The drive into town was tense. I wasn’t sure if it was more tense from me driving the bike or knowing I was about to face Aiden again. It became so tense my knuckles were turning white and I wasn’t sure I could make it much longer.

The moment I eased Ice Weasel onto the main street of Havenwood, I realized I’d underestimated both the bike and myself.

Every little crack in the pavement made my stomach lurch, every bump sent a twitch up through the handlebars, and my hands were slick with sweat before I’d even made it past the first corner.

“Okay, calm down, Ice Weasel,” I muttered, voice low, deadly serious.

“We can do this. I need you to behave for ten minutes. Ten. That’s all I ask. No drama. No near-death experiences.”

A sharp turn around a corner appeared too quickly, and I leaned a little too far.

My left foot slipped, scraping along the pavement.

Luckily, Aiden had seen this coming and installed crash bars on my bike.

My stomach was in my throat as the bike crashed onto the bars.

I cursed under my breath. “Fantastic. Absolutely perfect. This is exactly how people end up on those fail pages online.”

Then I noticed him—a man reaching right toward me. At first, I thought he was going to grab the bike, but he came at my waist instead. Panic sparked, and somewhere between adrenaline and my reflexive need not to die, I pulled my knife from the holster on my thigh.

Time slowed. His hand lingered too long, and I jabbed it with precision—not hard enough to be fatal, but enough to elicit a high-pitched, startled howl.

I wasn’t going to take any chances when I knew damn well what type of men were after us.

“What the fuck?” He stepped back, eyes still locked on me.

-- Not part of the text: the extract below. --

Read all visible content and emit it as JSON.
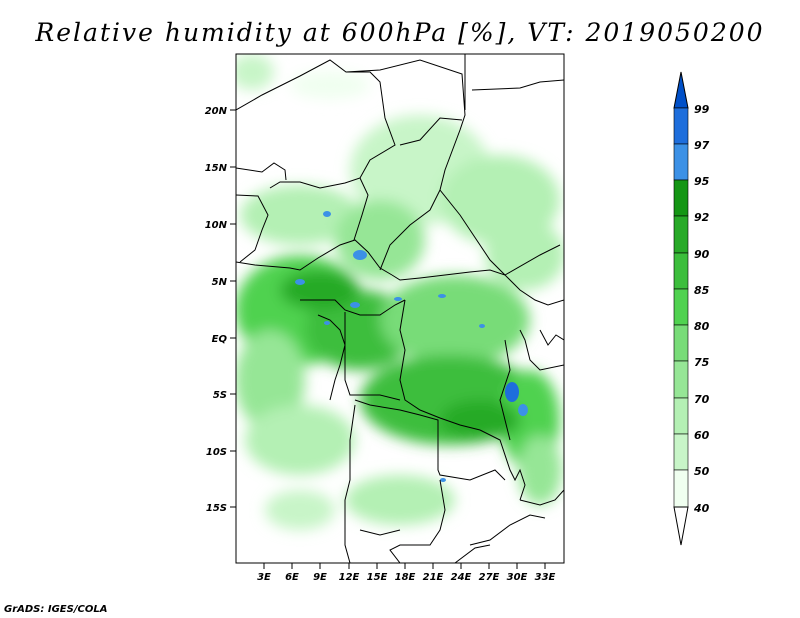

“That’s exactly what I was going to say. You don’t reach out and grab random women!”

His eyes widened, shock reverberating off him. “I was only trying to help you!”

I rarely felt bad for stabbing people—if anything, more people deserved a light stabbing—especially if they reached out to grab random women any chance they got. Plus, my little cry session was really working already. I felt as psycho and deadly as ever.

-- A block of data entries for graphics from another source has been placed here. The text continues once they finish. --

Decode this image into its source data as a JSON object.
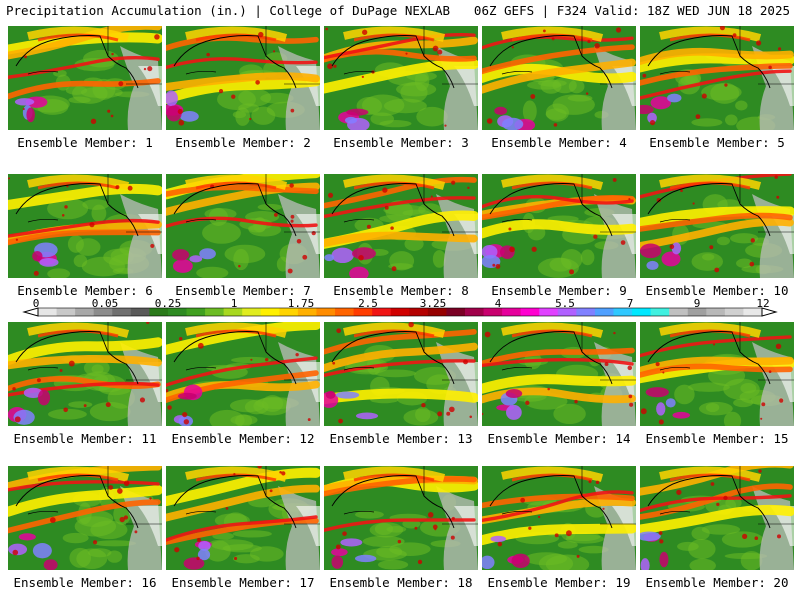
{
  "header": {
    "title": "Precipitation Accumulation (in.) | College of DuPage NEXLAB",
    "run_info": "06Z GEFS | F324 Valid: 18Z WED JUN 18 2025"
  },
  "members": [
    {
      "label": "Ensemble Member: 1"
    },
    {
      "label": "Ensemble Member: 2"
    },
    {
      "label": "Ensemble Member: 3"
    },
    {
      "label": "Ensemble Member: 4"
    },
    {
      "label": "Ensemble Member: 5"
    },
    {
      "label": "Ensemble Member: 6"
    },
    {
      "label": "Ensemble Member: 7"
    },
    {
      "label": "Ensemble Member: 8"
    },
    {
      "label": "Ensemble Member: 9"
    },
    {
      "label": "Ensemble Member: 10"
    },
    {
      "label": "Ensemble Member: 11"
    },
    {
      "label": "Ensemble Member: 12"
    },
    {
      "label": "Ensemble Member: 13"
    },
    {
      "label": "Ensemble Member: 14"
    },
    {
      "label": "Ensemble Member: 15"
    },
    {
      "label": "Ensemble Member: 16"
    },
    {
      "label": "Ensemble Member: 17"
    },
    {
      "label": "Ensemble Member: 18"
    },
    {
      "label": "Ensemble Member: 19"
    },
    {
      "label": "Ensemble Member: 20"
    }
  ],
  "colorbar": {
    "ticks": [
      "0",
      "0.05",
      "0.25",
      "1",
      "1.75",
      "2.5",
      "3.25",
      "4",
      "5.5",
      "7",
      "9",
      "12"
    ],
    "colors": [
      "#e6e6e6",
      "#c8c8c8",
      "#a8a8a8",
      "#8c8c8c",
      "#707070",
      "#5a5a5a",
      "#2a7a1a",
      "#2e8b22",
      "#40a020",
      "#6cbc24",
      "#a8d820",
      "#e0ec20",
      "#fff000",
      "#ffd400",
      "#ffb000",
      "#ff8c00",
      "#ff6400",
      "#ff3c00",
      "#f01414",
      "#d00000",
      "#b40000",
      "#960000",
      "#7a0024",
      "#a0004a",
      "#c8006e",
      "#e6009c",
      "#ff00d0",
      "#e040ff",
      "#b060ff",
      "#8080ff",
      "#50a0ff",
      "#30c8ff",
      "#00e8ff",
      "#40f0e0",
      "#c0c0c0",
      "#a0a0a0",
      "#b8b8b8",
      "#d0d0d0",
      "#e8e8e8"
    ]
  }
}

Five excruciatingly tense minutes later, I pulled up behind the garage. For the first time in years, I’d made it nearly the entire trip without anything catastrophic—except for a minor foot slip and an overenthusiastic helper who now has a little knife wound.

Small victories, right?

But the world wasn’t going to be kind enough to me to leave it at that—seconds passed before the kickstand gave out, the bike crashing onto its side again. The bars took the worst of the hit, but it didn’t go down gracefully.

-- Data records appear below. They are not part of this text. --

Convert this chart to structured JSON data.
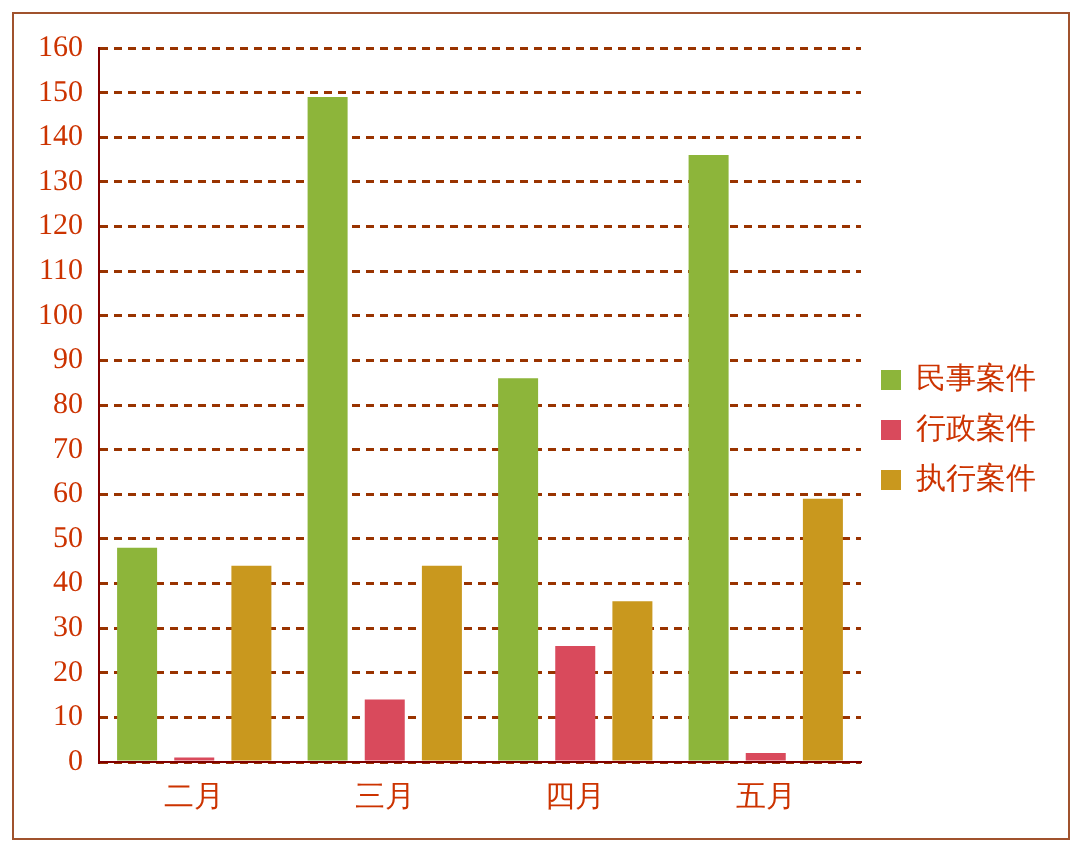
{
  "chart_data": {
    "type": "bar",
    "categories": [
      "二月",
      "三月",
      "四月",
      "五月"
    ],
    "series": [
      {
        "name": "民事案件",
        "color": "#8db53a",
        "values": [
          48,
          149,
          86,
          136
        ]
      },
      {
        "name": "行政案件",
        "color": "#d94a5c",
        "values": [
          1,
          14,
          26,
          2
        ]
      },
      {
        "name": "执行案件",
        "color": "#c9981e",
        "values": [
          44,
          44,
          36,
          59
        ]
      }
    ],
    "ylim": [
      0,
      160
    ],
    "yticks": [
      0,
      10,
      20,
      30,
      40,
      50,
      60,
      70,
      80,
      90,
      100,
      110,
      120,
      130,
      140,
      150,
      160
    ],
    "grid": "y",
    "legend": "right"
  }
}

“What the hell?” I hissed, kicking the seat once for emphasis. “This is why I hate you.”

Aiden walked up to the garage like he owned the place—which, to be fair, he kind of did—wearing a plain black T-shirt and jeans that should not have been that effective, and yet, here we were. The backward cap sat low on his dark blond hair, making him look unfairly hot.

Un-fucking-believable.

He let his gaze travel from the fallen bike, to me, and back to the bike.

Then his mouth curved into that smug, insufferable smile that made me want to set things on fire.

“Damn, Psycho.” He tilted his head, mock sympathy dripping from his voice. “Looks like the bike finally decided it was done with you, too.”